Liferay Digital Experience Platform
Victor De Lima Soares, Head Developer at a tech services company with 11-50 employees, writes about his favorite Liferay Digital Experience Platform features:
“The ability to control web content within a structured version system and its unique capability to receive extension modules and plugins. The extension power makes this software a great ally for building new systems.
I usually see this platform as a Swiss Army Knife for building new features. I also see it as a starting point for assembling new systems from modules and apps, just like we do when playing with Lego blocks.
Support for Java 8 and OSGi are also extremely attractive capabilities.”
Søren Norman Pedersen, Senior IT Technical Specialist at a tech services company with 10,001+ employees, points out a need for improved documentation capabilities:
“Documentation is an issue and needs to be improved. Asset publishing can be a bit complicated, but once you have some running, it gets easier.”
An IT Director at a financial services firm with 501-1,000 employees shares how Yammer has improved his company’s communication methods:
External collaboration with partners: There is a unified way to send updates about departments and the enterprise, rather than sending separate communications.
Inbox and notification for updates: This helps to manage messaging to stakeholders in a centralized and contextual way, rather than silo information sharing.messaging to stakeholders in a centralized and contextual way, rather than silo information sharing.
Integration with Microsoft Office feeds: Since the enterprise works with Office, it is easy to use along with those tools.
Nick DeAngelo, Director at a tech services company with 501-1,000 employees, writes about Yammer’s need for “a more defined roadmap”;
“It just needs a more defined roadmap. Yammer is part of Office 365 and the whole platform is ever evolving, and new features show up sometimes unannounced, and you don't find out until one of your end users mentions it.”
Andrii Shutov, Drupal developer at a tech services company with 201-500 employees, describes Drupal’s added value to his organization:
“Its scalability, content management practices, security and the community are valuable features.
The product is very well-supported. Every day, the Drupal community all over the world posts new updates along with the bug fixes and security updates. So, the product is getting better and better each day.

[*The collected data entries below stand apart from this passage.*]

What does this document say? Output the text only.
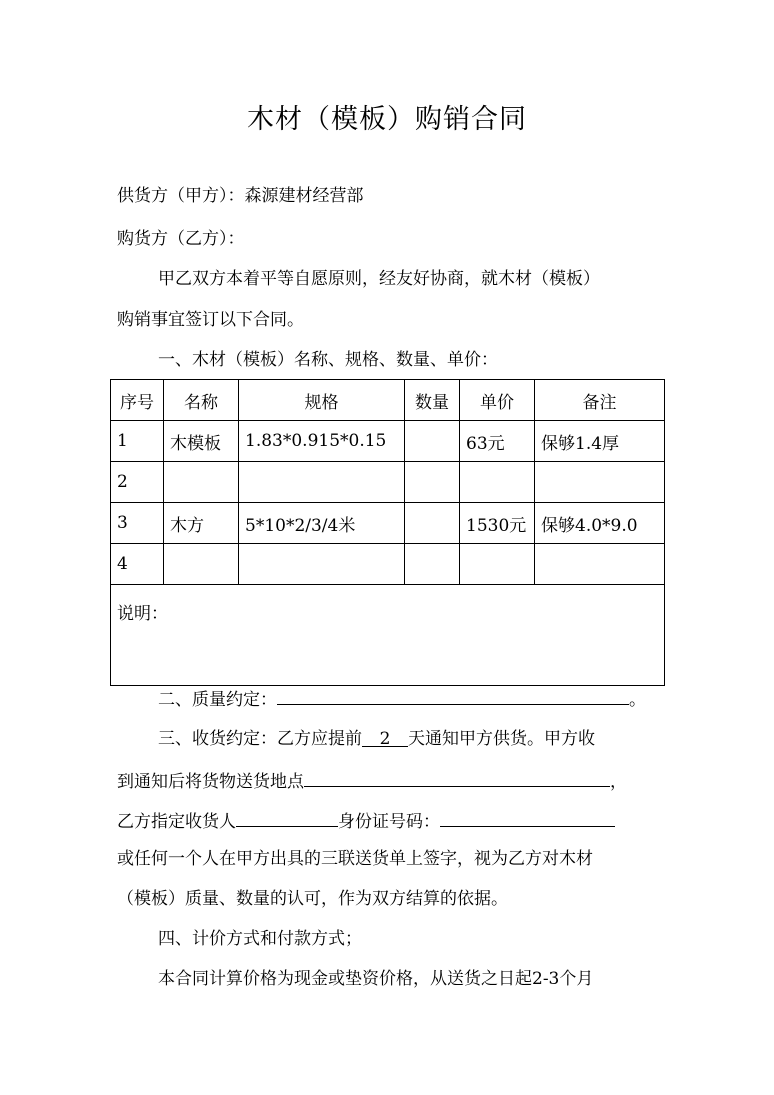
木材（模板）购销合同
供货方（甲方）：森源建材经营部
购货方（乙方）：
甲乙双方本着平等自愿原则，经友好协商，就木材（模板）
购销事宜签订以下合同。
一、木材（模板）名称、规格、数量、单价：
序号	名称	规格	数量	单价	备注
1	木模板	1.83*0.915*0.15		63元	保够1.4厚
2					
3	木方	5*10*2/3/4米		1530元	保够4.0*9.0
4					
说明：					
二、质量约定：	。
三、收货约定：乙方应提前 2 天通知甲方供货。甲方收
到通知后将货物送货地点	，
乙方指定收货人	身份证号码：
或任何一个人在甲方出具的三联送货单上签字，视为乙方对木材
（模板）质量、数量的认可，作为双方结算的依据。
四、计价方式和付款方式；
本合同计算价格为现金或垫资价格，从送货之日起2-3个月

After many years of development (it has already reached version 8), Drupal gets great content management schemes and processes. Data is well-structured and controlled from any part of the code.

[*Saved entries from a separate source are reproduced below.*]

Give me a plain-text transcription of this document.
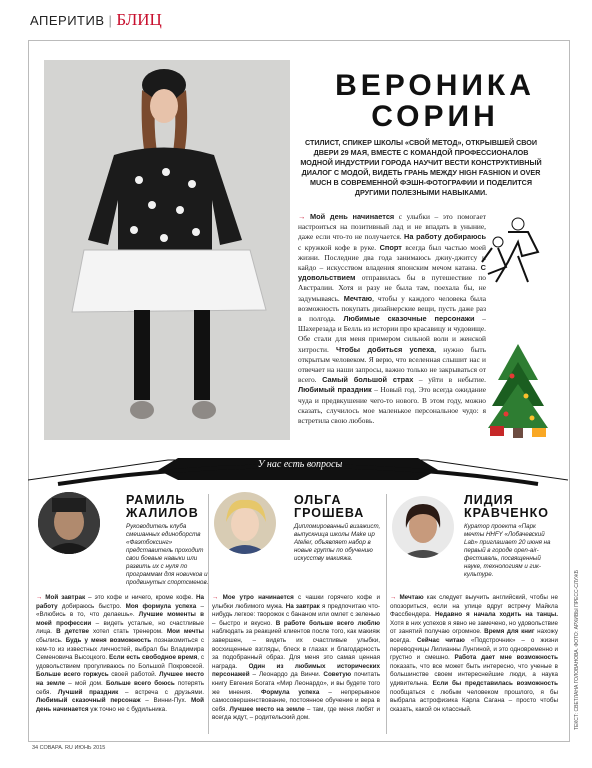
АПЕРИТИВ | БЛИЦ
ВЕРОНИКА
СОРИН
СТИЛИСТ, СПИКЕР ШКОЛЫ «СВОЙ МЕТОД», ОТКРЫВШЕЙ СВОИ ДВЕРИ 29 МАЯ, ВМЕСТЕ С КОМАНДОЙ ПРОФЕССИОНАЛОВ МОДНОЙ ИНДУСТРИИ ГОРОДА НАУЧИТ ВЕСТИ КОНСТРУКТИВНЫЙ ДИАЛОГ С МОДОЙ, ВИДЕТЬ ГРАНЬ МЕЖДУ HIGH FASHION И OVER MUCH В СОВРЕМЕННОЙ ФЭШН-ФОТОГРАФИИ И ПОДЕЛИТСЯ ДРУГИМИ ПОЛЕЗНЫМИ НАВЫКАМИ.
→ Мой день начинается с улыбки – это помогает настроиться на позитивный лад и не впадать в уныние, даже если что-то не получается. На работу добираюсь с кружкой кофе в руке. Спорт всегда был частью моей жизни. Последние два года занимаюсь джиу-джитсу и кайдо – искусством владения японским мечом катана. С удовольствием отправилась бы в путешествие по Австралии. Хотя и разу не была там, поехала бы, не задумываясь. Мечтаю, чтобы у каждого человека была возможность покупать дизайнерские вещи, пусть даже раз в полгода. Любимые сказочные персонажи – Шахерезада и Белль из истории про красавицу и чудовище. Обе стали для меня примером сильной воли и женской хитрости. Чтобы добиться успеха, нужно быть открытым человеком. Я верю, что вселенная слышит нас и отвечает на наши запросы, важно только не закрываться от всего. Самый большой страх – уйти в небытие. Любимый праздник – Новый год. Это всегда ожидание чуда и предвкушение чего-то нового. В этом году, можно сказать, случилось мое маленькое персональное чудо: я встретила свою любовь.
У нас есть вопросы
РАМИЛЬ
ЖАЛИЛОВ
Руководитель клуба смешанных единоборств «Фаэтбоксинг» представитель проходит свои боевые навыки или развить их с нуля по программам для новичков и продвинутых спортсменов.
→ Мой завтрак – это кофе и ничего, кроме кофе. На работу добираюсь быстро. Моя формула успеха – «Влюбись в то, что делаешь». Лучшие моменты в моей профессии – видеть усталые, но счастливые лица. В детстве хотел стать тренером. Мои мечты сбылись. Будь у меня возможность познакомиться с кем-то из известных личностей, выбрал бы Владимира Семеновича Высоцкого. Если есть свободное время, с удовольствием прогуливаюсь по Большой Покровской. Больше всего горжусь своей работой. Лучшее место на земле – мой дом. Больше всего боюсь потерять себя. Лучший праздник – встреча с друзьями. Любимый сказочный персонаж – Винни-Пух. Мой день начинается уж точно не с будильника.
ОЛЬГА
ГРОШЕВА
Дипломированный визажист, выпускница школы Make up Atelier, объявляет набор в новые группы по обучению искусству макияжа.
→ Мое утро начинается с чашки горячего кофе и улыбки любимого мужа. На завтрак я предпочитаю что-нибудь легкое: творожок с бананом или омлет с зеленью – быстро и вкусно. В работе больше всего люблю наблюдать за реакцией клиентов после того, как макияж завершен, – видеть их счастливые улыбки, восхищенные взгляды, блеск в глазах и благодарность за подобранный образ. Для меня это самая ценная награда. Один из любимых исторических персонажей – Леонардо да Винчи. Советую почитать книгу Евгения Богата «Мир Леонардо», и вы будете того же мнения. Формула успеха – непрерывное самосовершенствование, постоянное обучение и вера в себя. Лучшее место на земле – там, где меня любят и всегда ждут, – родительский дом.
ЛИДИЯ
КРАВЧЕНКО
Куратор проекта «Парк мечты HHFY «Лобачевский Lab» приглашает 20 июня на первый в городе open-air-фестиваль, посвященный науке, технологиям и гик-культуре.
→ Мечтаю как следует выучить английский, чтобы не опозориться, если на улице вдруг встречу Майкла Фассбендера. Недавно я начала ходить на танцы. Хотя в них успехов я явно не замечено, но удовольствие от занятий получаю огромное. Время для книг нахожу всегда. Сейчас читаю «Подстрочник» – о жизни переводчицы Лилианны Лунгиной, и это одновременно и грустно и смешно. Работа дает мне возможность показать, что все может быть интересно, что ученые в большинстве своем интереснейшие люди, а наука удивительна. Если бы представилась возможность пообщаться с любым человеком прошлого, я бы выбрала астрофизика Карла Сагана – просто чтобы сказать, какой он классный.
34 СОВАРА. RU ИЮНЬ 2015
ТЕКСТ: СВЕТЛАНА ГОЛОВАНОВА. ФОТО: АРХИВЫ ПРЕСС-СЛУЖБ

In the case of the required changes in some part of the functionality, you can apply changes without rewriting the features from scratch.”
Ilias Dimopoulos, Drupal Web Developer at a tech services company with 11-50 employees, writes about what can be further improved in Drupal:
“Drupal is now on a constant release flow that will continue aiming to improve. The community itself has improved quite a lot as well in terms of numbers and quality of code.

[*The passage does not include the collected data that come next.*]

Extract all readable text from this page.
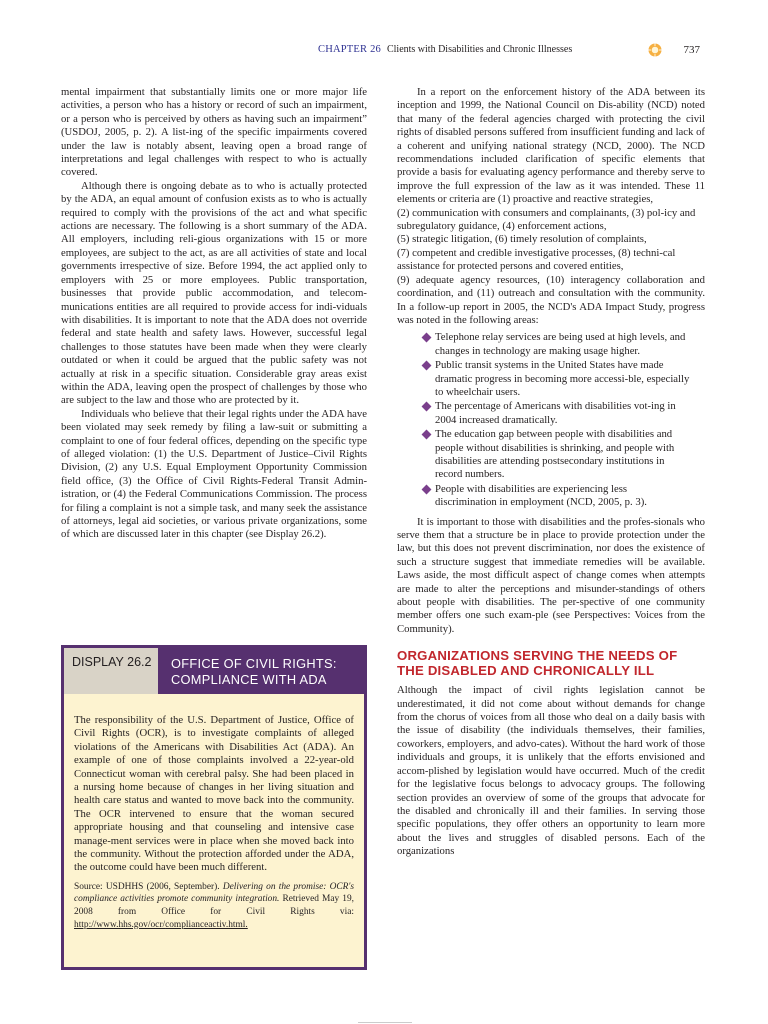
CHAPTER 26 Clients with Disabilities and Chronic Illnesses	737

mental impairment that substantially limits one or more major life activities, a person who has a history or record of such an impairment, or a person who is perceived by others as having such an impairment” (USDOJ, 2005, p. 2). A list-ing of the specific impairments covered under the law is notably absent, leaving open a broad range of interpretations and legal challenges with respect to who is actually covered.

Although there is ongoing debate as to who is actually protected by the ADA, an equal amount of confusion exists as to who is actually required to comply with the provisions of the act and what specific actions are necessary. The following is a short summary of the ADA. All employers, including reli-gious organizations with 15 or more employees, are subject to the act, as are all activities of state and local governments irrespective of size. Before 1994, the act applied only to employers with 25 or more employees. Public transportation, businesses that provide public accommodation, and telecom-munications entities are all required to provide access for indi-viduals with disabilities. It is important to note that the ADA does not override federal and state health and safety laws. However, successful legal challenges to those statutes have been made when they were clearly outdated or when it could be argued that the public safety was not actually at risk in a specific situation. Considerable gray areas exist within the ADA, leaving open the prospect of challenges by those who are subject to the law and those who are protected by it.

Individuals who believe that their legal rights under the ADA have been violated may seek remedy by filing a law-suit or submitting a complaint to one of four federal offices, depending on the specific type of alleged violation: (1) the U.S. Department of Justice–Civil Rights Division, (2) any U.S. Equal Employment Opportunity Commission field office, (3) the Office of Civil Rights-Federal Transit Admin-istration, or (4) the Federal Communications Commission. The process for filing a complaint is not a simple task, and many seek the assistance of attorneys, legal aid societies, or various private organizations, some of which are discussed later in this chapter (see Display 26.2).

DISPLAY 26.2	OFFICE OF CIVIL RIGHTS:
COMPLIANCE WITH ADA

The responsibility of the U.S. Department of Justice, Office of Civil Rights (OCR), is to investigate complaints of alleged violations of the Americans with Disabilities Act (ADA). An example of one of those complaints involved a 22-year-old Connecticut woman with cerebral palsy. She had been placed in a nursing home because of changes in her living situation and health care status and wanted to move back into the community. The OCR intervened to ensure that the woman secured appropriate housing and that counseling and intensive case manage-ment services were in place when she moved back into the community. Without the protection afforded under the ADA, the outcome could have been much different.

Source: USDHHS (2006, September). Delivering on the promise: OCR's compliance activities promote community integration. Retrieved May 19, 2008 from Office for Civil Rights via: http://www.hhs.gov/ocr/complianceactiv.html.

In a report on the enforcement history of the ADA between its inception and 1999, the National Council on Dis-ability (NCD) noted that many of the federal agencies charged with protecting the civil rights of disabled persons suffered from insufficient funding and lack of a coherent and unifying national strategy (NCD, 2000). The NCD recommendations included clarification of specific elements that provide a basis for evaluating agency performance and thereby serve to improve the full expression of the law as it was intended. These 11 elements or criteria are (1) proactive and reactive strategies,

(2) communication with consumers and complainants, (3) pol-icy and subregulatory guidance, (4) enforcement actions,

(5) strategic litigation, (6) timely resolution of complaints,

(7) competent and credible investigative processes, (8) techni-cal assistance for protected persons and covered entities,

(9) adequate agency resources, (10) interagency collaboration and coordination, and (11) outreach and consultation with the community. In a follow-up report in 2005, the NCD's ADA Impact Study, progress was noted in the following areas:

Telephone relay services are being used at high levels, and changes in technology are making usage higher.
Public transit systems in the United States have made dramatic progress in becoming more accessi-ble, especially to wheelchair users.
The percentage of Americans with disabilities vot-ing in 2004 increased dramatically.
The education gap between people with disabilities and people without disabilities is shrinking, and people with disabilities are attending postsecondary institutions in record numbers.
People with disabilities are experiencing less discrimination in employment (NCD, 2005, p. 3).

It is important to those with disabilities and the profes-sionals who serve them that a structure be in place to provide protection under the law, but this does not prevent discrimination, nor does the existence of such a structure suggest that immediate remedies will be available. Laws aside, the most difficult aspect of change comes when attempts are made to alter the perceptions and misunder-standings of others about people with disabilities. The per-spective of one community member offers one such exam-ple (see Perspectives: Voices from the Community).

ORGANIZATIONS SERVING THE NEEDS OF THE DISABLED AND CHRONICALLY ILL

Although the impact of civil rights legislation cannot be underestimated, it did not come about without demands for change from the chorus of voices from all those who deal on a daily basis with the issue of disability (the individuals themselves, their families, coworkers, employers, and advo-cates). Without the hard work of those individuals and groups, it is unlikely that the efforts envisioned and accom-plished by legislation would have occurred. Much of the credit for the legislative focus belongs to advocacy groups. The following section provides an overview of some of the groups that advocate for the disabled and chronically ill and their families. In serving those specific populations, they offer others an opportunity to learn more about the lives and struggles of disabled persons. Each of the organizations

I am not saying that Drupal is perfect, it is far from perfect, but the community as an open source organization is improving constantly. Even the front end development of Drupal, which was always a weak point, has improved greatly in Drupal 8 using the twig system to easily create templates.”
Kevin Glynn, Data Science Consultant at a tech services company with 11-50 employees describes how Slack helps his organization increase effectiveness through better collaboration with remote employees:
“Slack kept several remote employees working cohesively and seamlessly together, allowing us to more easily synchronize our efforts and work collaboratively rather than "islands unto ourselves," so to speak. Coding, writing, editing, etc. was all done in an effective manner, as a result.”
An Editorial Director at a media company with 501-1,000 employees hopes to see Slack cater more of its functionality to non-technical users (non-developers):
“Many of the advanced features and integrations are built with developers in mind. More functionality and integration for other use cases would be welcome.
Slack integrates with bots that automate tasks and add functionality. A large portion of these bots do things specifically to help developers do their jobs, such as accessing code repositories and sharing code with colleagues.
It would be great if there were more bots and third-party integrations that targeted other groups of potential Slack users.”
Rajesh Ravella, Senior Analyst - Messaging & Mobility at a construction company with 1,001-5,000 employees, describes how IBM Connections adds value to the team collaboration and communication at his company:
“Communities and activities are very useful for team collaboration and project-level communication. This prevents breakdowns and keeps all the information in a centralized location.
It has helped us to lean towards social business, instead of just using emails as a primary mode of communication.”
Enzo Stanzione, Social Business Advisor at a tech services company with 51-200 employees, suggests improvements that could further improve IBM Connections:
“The improvements are more flexibility to manage files and to have a sync file area more intuitive and which respects the characteristics of other similar solutions. That feature should be also only for personal files.”